• L’Europe ébranlée, l’Europe divisée, mais l’Europe nécessaire

    L’Europe ébranlée, l’Europe divisée, mais l’Europe nécessaire

    La crise de la zone euro ébranle la construction politique européenne. Mais la Frankfurter Allgemeine Zeitung veut croire que l’union peut être préservée.

    Klaus-Dieter Frankenberger Frankfurter Allgemeine Zeitung

     

    Le traité de Lisbonne est entré en vigueur en décembre 2009 – il aura fallu presque dix ans pour cela. Epuisés, la plupart des participants à ces pénibles négociations en sont venus à se dire qu’il ne faudrait plus envisager de nouvelle réforme dans un avenir prévisible. Reste à savoir si, sous l’effet de la crise grecque, ne va pas se faire jour le besoin d’apporter certaines modifications aux articles du traité relatifs aux finances publiques et au ­budget. Il est toutefois peu probable que, malgré la crise, on tente à nouveau de modifier le traité pour punir les fautifs impénitents en les privant du droit de vote, voire en les excluant de l’union monétaire. Rares sont les Européens qui auraient imaginé qu’on entendrait si vite parler de modification du traité. Beaucoup avaient espéré que, grâce au traité de Lisbonne, l’Union européenne allait enfin entrer dans une phase de consolidation interne et de renforcement extérieur. Peut-être cet espoir était-il dès le début un peu prématuré, pour ne pas dire irréaliste. La crise financière l’a de toute façon plus ou moins anéanti : désormais, citoyens et politiques s’inquiètent pour la stabilité de l’euro et la cohésion de l’union monétaire.
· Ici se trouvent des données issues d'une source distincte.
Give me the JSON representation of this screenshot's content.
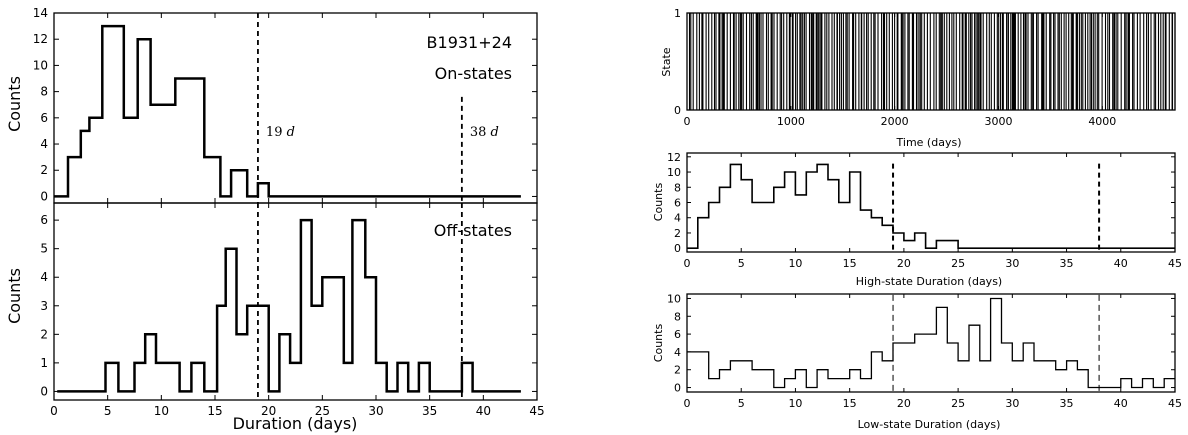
{
  "chart_data": [
    {
      "type": "step",
      "annotation": "B1931+24",
      "title": "On-states",
      "xlabel": "",
      "ylabel": "Counts",
      "xlim": [
        0,
        45
      ],
      "ylim": [
        -0.5,
        14
      ],
      "yticks": [
        0,
        2,
        4,
        6,
        8,
        10,
        12,
        14
      ],
      "x_edges": [
        0,
        1.3,
        2.5,
        3.3,
        4.5,
        6.5,
        7.8,
        9,
        11.3,
        14,
        15.5,
        16.5,
        18,
        19,
        20,
        43.5
      ],
      "counts": [
        0,
        3,
        5,
        6,
        13,
        6,
        12,
        7,
        9,
        3,
        0,
        2,
        0,
        1,
        0,
        0
      ],
      "vlines": [
        {
          "x": 19,
          "label": "19",
          "unit": "d"
        },
        {
          "x": 38,
          "label": "38",
          "unit": "d"
        }
      ]
    },
    {
      "type": "step",
      "title": "Off-states",
      "xlabel": "Duration (days)",
      "ylabel": "Counts",
      "xlim": [
        0,
        45
      ],
      "ylim": [
        -0.3,
        6.6
      ],
      "yticks": [
        0,
        1,
        2,
        3,
        4,
        5,
        6
      ],
      "xticks": [
        0,
        5,
        10,
        15,
        20,
        25,
        30,
        35,
        40,
        45
      ],
      "x_edges": [
        0.3,
        4.8,
        6,
        7.5,
        8.5,
        9.5,
        11.7,
        12.8,
        14,
        15.2,
        16,
        17,
        18,
        20,
        21,
        22,
        23,
        24,
        25,
        27,
        27.8,
        29,
        30,
        31,
        32,
        33,
        34,
        35,
        36,
        38,
        39,
        40,
        43.5
      ],
      "counts": [
        0,
        1,
        0,
        1,
        2,
        1,
        0,
        1,
        0,
        3,
        5,
        2,
        3,
        0,
        2,
        1,
        6,
        3,
        4,
        1,
        6,
        4,
        1,
        0,
        1,
        0,
        1,
        0,
        0,
        1,
        0,
        0
      ],
      "vlines": [
        {
          "x": 19
        },
        {
          "x": 38
        }
      ]
    },
    {
      "type": "step",
      "xlabel": "Time (days)",
      "ylabel": "State",
      "xlim": [
        0,
        4700
      ],
      "ylim": [
        0,
        1
      ],
      "yticks": [
        0,
        1
      ],
      "xticks": [
        0,
        1000,
        2000,
        3000,
        4000
      ],
      "switch_count": 240
    },
    {
      "type": "step",
      "xlabel": "High-state Duration (days)",
      "ylabel": "Counts",
      "xlim": [
        0,
        45
      ],
      "ylim": [
        -0.5,
        12.5
      ],
      "yticks": [
        0,
        2,
        4,
        6,
        8,
        10,
        12
      ],
      "xticks": [
        0,
        5,
        10,
        15,
        20,
        25,
        30,
        35,
        40,
        45
      ],
      "x_edges": [
        0,
        1,
        2,
        3,
        4,
        5,
        6,
        8,
        9,
        10,
        11,
        12,
        13,
        14,
        15,
        16,
        17,
        18,
        19,
        20,
        21,
        22,
        23,
        24,
        25,
        45
      ],
      "counts": [
        0,
        4,
        6,
        8,
        11,
        9,
        6,
        8,
        10,
        7,
        10,
        11,
        9,
        6,
        10,
        5,
        4,
        3,
        2,
        1,
        2,
        0,
        1,
        1,
        0,
        0
      ],
      "vlines": [
        {
          "x": 19
        },
        {
          "x": 38
        }
      ]
    },
    {
      "type": "step",
      "xlabel": "Low-state Duration (days)",
      "ylabel": "Counts",
      "xlim": [
        0,
        45
      ],
      "ylim": [
        -0.5,
        10.5
      ],
      "yticks": [
        0,
        2,
        4,
        6,
        8,
        10
      ],
      "xticks": [
        0,
        5,
        10,
        15,
        20,
        25,
        30,
        35,
        40,
        45
      ],
      "x_edges": [
        0,
        2,
        3,
        4,
        5,
        6,
        7,
        8,
        9,
        10,
        11,
        12,
        13,
        14,
        15,
        16,
        17,
        18,
        19,
        21,
        23,
        24,
        25,
        26,
        27,
        28,
        29,
        30,
        31,
        32,
        34,
        35,
        36,
        37,
        40,
        41,
        42,
        43,
        44,
        45
      ],
      "counts": [
        4,
        1,
        2,
        3,
        3,
        2,
        2,
        0,
        1,
        2,
        0,
        2,
        1,
        1,
        2,
        1,
        4,
        3,
        5,
        6,
        9,
        5,
        3,
        7,
        3,
        10,
        5,
        3,
        5,
        3,
        2,
        3,
        2,
        0,
        1,
        0,
        1,
        0,
        1
      ],
      "vlines": [
        {
          "x": 19
        },
        {
          "x": 38
        }
      ]
    }
  ]
}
    L’union monétaire, cette prétendue communauté de destins, est-elle vraiment aussi irréversible que l’avaient rêvé ses pères ? L’UE est-elle vraiment engagée sur la voie d’une union toujours plus étroite entre ses peuples ? D’ailleurs, ces derniers le souhaitent-ils ? Les emportements publics dans le sillage de la crise grecque permettent d’en douter. Manifestement, nous nous trouvons dans une phase où certaines certitudes commencent à être ébranlées.

    De plus, depuis un moment déjà, de hauts responsables européens se plaignent d’une “renationalisation”, plainte souvent formulée d’un air soupçonneux à l’encontre de Berlin. Si les Allemands perdent confiance dans la monnaie unique, leur enthousiasme pour l’Europe risque de s’effriter encore plus. Rien n’est aussi impopulaire que l’exigence de voir l’Allemagne jouer le rôle de celui qui paie pour tous les autres en Europe. Et la suggestion selon laquelle cela servirait les intérêts allemands ne trouve plus guère d’écho dans l’atmosphère de mécontentement général. Ce mécontentement est encore accru par les exhortations appelant les Allemands à se montrer “solidaires”, d’autant que la plupart des Allemands estiment qu’ils se sont déjà montrés “solidaires” en ­renonçant au mark – tandis que la Grèce aurait magouillé pour entrer dans l’union monétaire. Il est absurde de commencer à entonner dès à présent un requiem au formidable travail communautaire de l’Europe. Ce n’en est pas fini de l’unification européenne. Peut-être, simplement, le moment est-il venu de se défaire de quelques stéréotypes, et d’admettre une ou deux vérités.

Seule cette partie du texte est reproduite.